Despite possessing a master’s degree, I wouldn’t say that I’ve had an academically rigorous education. In art school in the early ‘90s we met credential-granting liberal arts requirements with classes where we read biographies of our choosing and essentially wrote middle-school level book reports. (A Korean exchange student brought in a copy of Stuart Smalley’s “I’m Good Enough, I’m Smart Enough, and Doggone It, People Like Me!” believing it was non-fiction.) There was one freshman class, though, Art and Ideas, where we were expected to take a more critical approach, or maybe it just seemed more serious since the instructor was British.
An early assignment was analyzing a regional landmark. I chose the newly opened Pioneer Place mall, as it was pure transitional 1990s–lots of muted pink and mint hues, curves and waves, glass block walls–and was trying very hard to convey an upscale atmosphere.
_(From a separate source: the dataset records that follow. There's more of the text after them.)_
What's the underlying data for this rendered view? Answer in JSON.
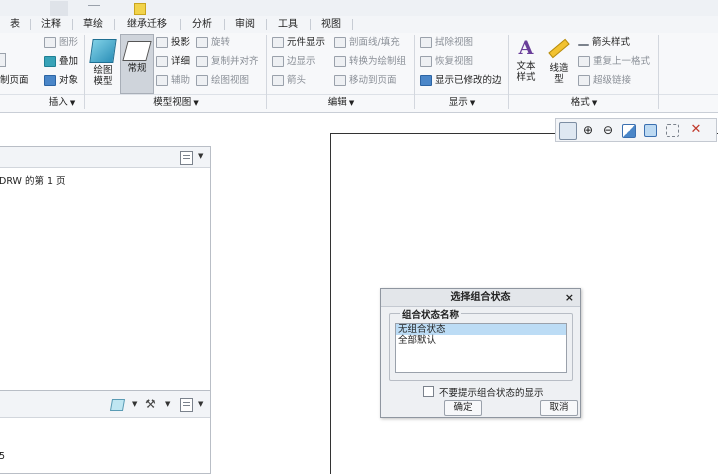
{
  "menu": {
    "tabs": [
      "表",
      "注释",
      "草绘",
      "继承迁移",
      "分析",
      "审阅",
      "工具",
      "视图"
    ]
  },
  "ribbon": {
    "groups": {
      "insert": {
        "label": "插入"
      },
      "model_views": {
        "label": "模型视图"
      },
      "edit": {
        "label": "编辑"
      },
      "display": {
        "label": "显示"
      },
      "format": {
        "label": "格式"
      }
    },
    "insert_items": {
      "graphics": "图形",
      "overlay": "叠加",
      "partial_left": "制页面",
      "object": "对象"
    },
    "model_views_items": {
      "drawing_model": "绘图模型",
      "general": "常规",
      "projection": "投影",
      "rotate": "旋转",
      "detail": "详细",
      "copy_align": "复制并对齐",
      "auxiliary": "辅助",
      "drawing_view": "绘图视图"
    },
    "edit_items": {
      "element_display": "元件显示",
      "section_hatch": "剖面线/填充",
      "edge_display": "边显示",
      "convert_to_drawing": "转换为绘制组",
      "arrow": "箭头",
      "move_to_page": "移动到页面"
    },
    "display_items": {
      "erase_view": "拭除视图",
      "restore_view": "恢复视图",
      "show_modified_edges": "显示已修改的边"
    },
    "format_items": {
      "text_style": "文本样式",
      "line_style": "线造型",
      "arrow_style": "箭头样式",
      "repeat_last_format": "重复上一格式",
      "hyperlink": "超级链接"
    }
  },
  "left_panel": {
    "tree_text": "DRW 的第 1 页",
    "bottom_text": "5"
  },
  "dialog": {
    "title": "选择组合状态",
    "close": "×",
    "group_label": "组合状态名称",
    "items": [
      "无组合状态",
      "全部默认"
    ],
    "selected_index": 0,
    "checkbox_label": "不要提示组合状态的显示",
    "checkbox_checked": false,
    "ok": "确定",
    "cancel": "取消"
  }
}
It wasn’t clear who it was for since–at least in my mind–downtown was playground to panhandlers and street kids at the time. (They haven’t been pushed out in the New Portland of 2017, don’t worry–now, there are entire homeless camps under bridges, along medians, and behind bushes.) The only memories of that essay was that I got called out for the use of “sea foam green” which the instructor didn’t get.
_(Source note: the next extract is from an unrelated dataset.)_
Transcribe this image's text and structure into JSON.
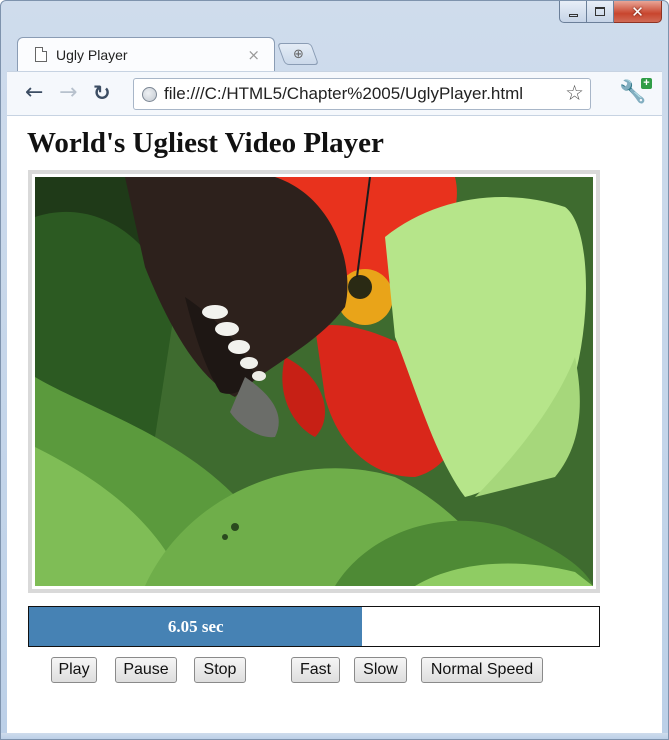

More than 25 years later, and now Pioneer Place is dated (there is not a single photo of the mall on its website) and going through an aesthetic overhaul, which I discovered while passing through the drained fountains, shuttered food court to get to Yard House in an attempt to be a Darden completist. (Breaking news now means I’ll have to add inexplicably named Cheddar’s to my list. And I couldn’t justify a trip to Eddie V’s on my one weekend in Austin, the only city I’ve visited where the chain exists, so that’s a knowledge gap.) Also, I had a $40 gift card from my birthday that I had been saving for just the right occasion.
Based on the above hint, I’m guessing the new food court will be flush with reclaimed wood, hand-drawn chalkboard menus, and filament bulbs. Maybe an 18-year-old with middling writing ability can deconstruct it.
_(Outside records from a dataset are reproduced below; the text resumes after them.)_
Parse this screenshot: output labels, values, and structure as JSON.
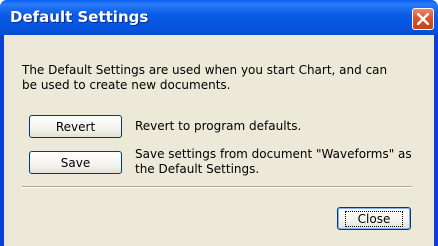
{
  "dialog": {
    "title": "Default Settings",
    "description": "The Default Settings are used when you start Chart, and can be used to create new documents.",
    "close_icon": "close-x-icon"
  },
  "actions": {
    "revert_label": "Revert",
    "revert_description": "Revert to program defaults.",
    "save_label": "Save",
    "save_description": "Save settings from document \"Waveforms\" as the Default Settings."
  },
  "footer": {
    "close_label": "Close"
  },
  "colors": {
    "title_bar": "#0a5ff5",
    "face": "#ece9d8",
    "close_button": "#d8552f"
  }
}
The Yard House is at its heart a sports bar, touting classic rock, vast and on multiple floors connected by a staircase (apparently it replaced a Saks in 2012) and to my surprise it was very full at lunch with office workers and an enormous table occupied by what seemed like a tour group. (I thought everyone ate at food carts downtown.) It’s eerily dark because the bulk of the restaurant is in a windowless basement, booths, walls, and ceilings black semi-matte, lit primarily from the multiple TV screens.
The menu is a mishmash of what-millennials-eat fare, despite the boomer-leaning rock angle: “street tacos” with a Korean short rib option, deviled eggs with candied bacon, poke nachos, and my choice, a Nashville hot chicken sandwich enlivened by “fried sage, sweet potato pancakes, pickles, ranch dressing, honey hot sauce.” Wow, that’s a lot of trends for one sandwich. I don’t have any recollection of sweet potatoes and the chicken, itself, wasn’t particularly spicy. The bun, not unusually large, muffled a lot of the expected distinct flavors. It was exactly what you would expect of a regional specialty filtered down to KFC and elevated by a gastropub-ish chain.
The previous night’s stay at the nearby Hotel Monaco, festivities kicked-off at 4pm with poutine and happy hour martinis at Red Star Tavern (Portland does have some of the best, most loosey-goosey-houred drink and dining deals), squeezing in one $5 Vieux Carré at Imperial before the 11pm happy hour cut-off, continuing at Little Bird with the late night happy hour $7 (once $5 but now service-included) double brie burger, then prolonged until the wee hours in my room, meant that by noon check-out my insides were trying to escape my body. My first meal of the day was irrelevant, but I could’ve done worse than a free hot chicken sandwich eaten in a faded glory of a mall basement.